Boosting Primary Care Where Primary Care is Half Enough By Design

Reasonable payments for Veteran primary care services would also help these primary care practices struggling most to survive. Expansions of plans that force patients to avoid primary care (high deductible) and expansions of private and public plans paying the least are killing local primary care for most Americans. 

Counties lowest in physician concentrations have lowest concentrations of all health care workforce. Nurse practitioners and physician assistants are no more of a solution as they are also paid least and have highest cost of delivery increases in these counties. The NP and PA contributions to veterans care has worked well for NP and PA and veterans who can easily access facilities. It has worked in inefficient VA facilities where it is hard to see more than 2 patients per hour. More efficient and much better distributed care is not possible via the VA - but the nation's small and primary care practices

Triple Threat is killing off health access where needed
- revenue, cost of delivery, and complexity have been worsened by design.

Veteran care is perhaps one of the best examples 
of long term meaningless complexity, 
of highest costs of delivery, and of insufficient revenue

Insufficient revenue is by design and as eaten up by non-delivery costs.

Triple Threat is the consistent enemy of health access, primary care, and care for most Americans.

Cost cutting due to runaway health care costs have not helped

Cuts to Veterans benefits hurt these lowest concentration counties by reducing local dollars, social determinants, and health outcomes. Cuts to SNAP, Social Security, and Disability also hurt these counties most as 42 - 44% of these dollars go to these populations with 40%. If all applied that were eligible for SNAP and Disability and other programs, these counties would do better.

Housing Determinants of Health Access

Counties that have lowest concentrations of workforce, local support resources, and access to care are counties that have affordable housing. This is important in understanding why people stay in these counties and are joined by millions moving away from higher concentration counties. Those most likely to depart include the medically and financially vulnerable and this includes veterans. SNAP, Social Security, and Disability dollars are concentrated in these counties with higher levels of elderly, poor, and those with complex illnesses.

Politicians can make matters much worse for lowest concentration counties (essentially the Red Counties) by cuts in these areas. Also cutbacks in Medicare and in Medicaid will impact these counties to a greater degree. Those largest and most organized will deflect the bulk of the cost cutting and this will result in widening disparities as over the last 34 years of policy changes.

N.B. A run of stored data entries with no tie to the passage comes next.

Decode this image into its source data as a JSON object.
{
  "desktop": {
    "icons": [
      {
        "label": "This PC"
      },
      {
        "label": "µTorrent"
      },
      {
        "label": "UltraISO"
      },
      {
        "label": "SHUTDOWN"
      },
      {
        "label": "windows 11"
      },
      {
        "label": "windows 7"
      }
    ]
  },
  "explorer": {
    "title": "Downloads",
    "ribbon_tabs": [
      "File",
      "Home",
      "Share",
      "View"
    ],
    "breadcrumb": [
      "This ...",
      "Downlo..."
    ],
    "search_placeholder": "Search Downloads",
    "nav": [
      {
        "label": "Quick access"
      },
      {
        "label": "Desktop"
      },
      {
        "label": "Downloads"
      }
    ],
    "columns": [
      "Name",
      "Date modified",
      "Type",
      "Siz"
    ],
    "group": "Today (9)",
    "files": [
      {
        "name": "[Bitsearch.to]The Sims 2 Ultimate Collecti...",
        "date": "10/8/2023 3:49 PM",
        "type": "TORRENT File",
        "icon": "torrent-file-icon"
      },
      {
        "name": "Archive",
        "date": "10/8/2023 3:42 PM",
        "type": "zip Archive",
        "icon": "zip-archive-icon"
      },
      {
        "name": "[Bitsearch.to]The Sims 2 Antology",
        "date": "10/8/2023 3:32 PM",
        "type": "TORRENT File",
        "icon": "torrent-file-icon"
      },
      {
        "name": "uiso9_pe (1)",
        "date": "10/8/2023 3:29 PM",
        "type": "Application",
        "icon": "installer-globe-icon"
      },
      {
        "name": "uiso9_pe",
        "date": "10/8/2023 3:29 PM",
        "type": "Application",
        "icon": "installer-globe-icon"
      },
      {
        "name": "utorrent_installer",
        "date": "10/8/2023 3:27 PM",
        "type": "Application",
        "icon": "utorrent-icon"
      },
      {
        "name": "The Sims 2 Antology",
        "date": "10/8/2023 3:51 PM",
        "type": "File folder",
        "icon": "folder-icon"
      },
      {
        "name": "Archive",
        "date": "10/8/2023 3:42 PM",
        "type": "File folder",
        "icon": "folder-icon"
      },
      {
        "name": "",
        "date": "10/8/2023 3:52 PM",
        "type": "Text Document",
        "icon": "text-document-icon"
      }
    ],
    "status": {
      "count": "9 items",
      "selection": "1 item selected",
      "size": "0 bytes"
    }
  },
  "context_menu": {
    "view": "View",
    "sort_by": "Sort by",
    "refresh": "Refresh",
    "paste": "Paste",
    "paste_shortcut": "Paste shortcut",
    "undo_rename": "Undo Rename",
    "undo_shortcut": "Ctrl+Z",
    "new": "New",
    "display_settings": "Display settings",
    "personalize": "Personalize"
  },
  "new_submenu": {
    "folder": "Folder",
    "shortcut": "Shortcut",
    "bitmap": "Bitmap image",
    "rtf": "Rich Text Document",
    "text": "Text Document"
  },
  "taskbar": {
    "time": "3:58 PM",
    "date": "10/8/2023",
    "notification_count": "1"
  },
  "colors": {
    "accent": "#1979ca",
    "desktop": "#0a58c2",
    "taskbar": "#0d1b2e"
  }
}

Improving Access for Veterans and for Most Americans

Universal Insurance Will Not Fix Health Access. Veterans are a good example with regard to the designs that prevent access. Health insurance expansions cannot fix access. Improvements in access require a move from 40 billion for primary care in these 2621 counties to a minimum of 70 billion but innovation, digitalization, and regulation have reduced this annual amount by 6 billion - the wrong way from greater primary care capacity.

Half of veterans in these counties need primary care to be built up for better access for them and their neighbors, friends, and family.

Veterans need plans that have available workforce - not distant promises and expensive solutions involving highest administrative costs or new clinic start ups - brick and mortar start ups that represent the most cost for the least access. In contrast the rural and lowest concentration county practices have been the most efficient - paid 15% less.

Supporting local practices where 50% of Americans will most lack local workforce is 2040 is necessary. Housing collapses and disasters could accelerate this movement. But the nation is going backwards for veterans and for most Americans - by design. Even with millions more a year added to lowest concentration counties, the dollars for care are the same or declining - by design.

Of course this does not stop workforce leaders from claiming to be the solution for workforce woes. Any logical consideration results in the conclusion that the Triple Threat financial design is the problem.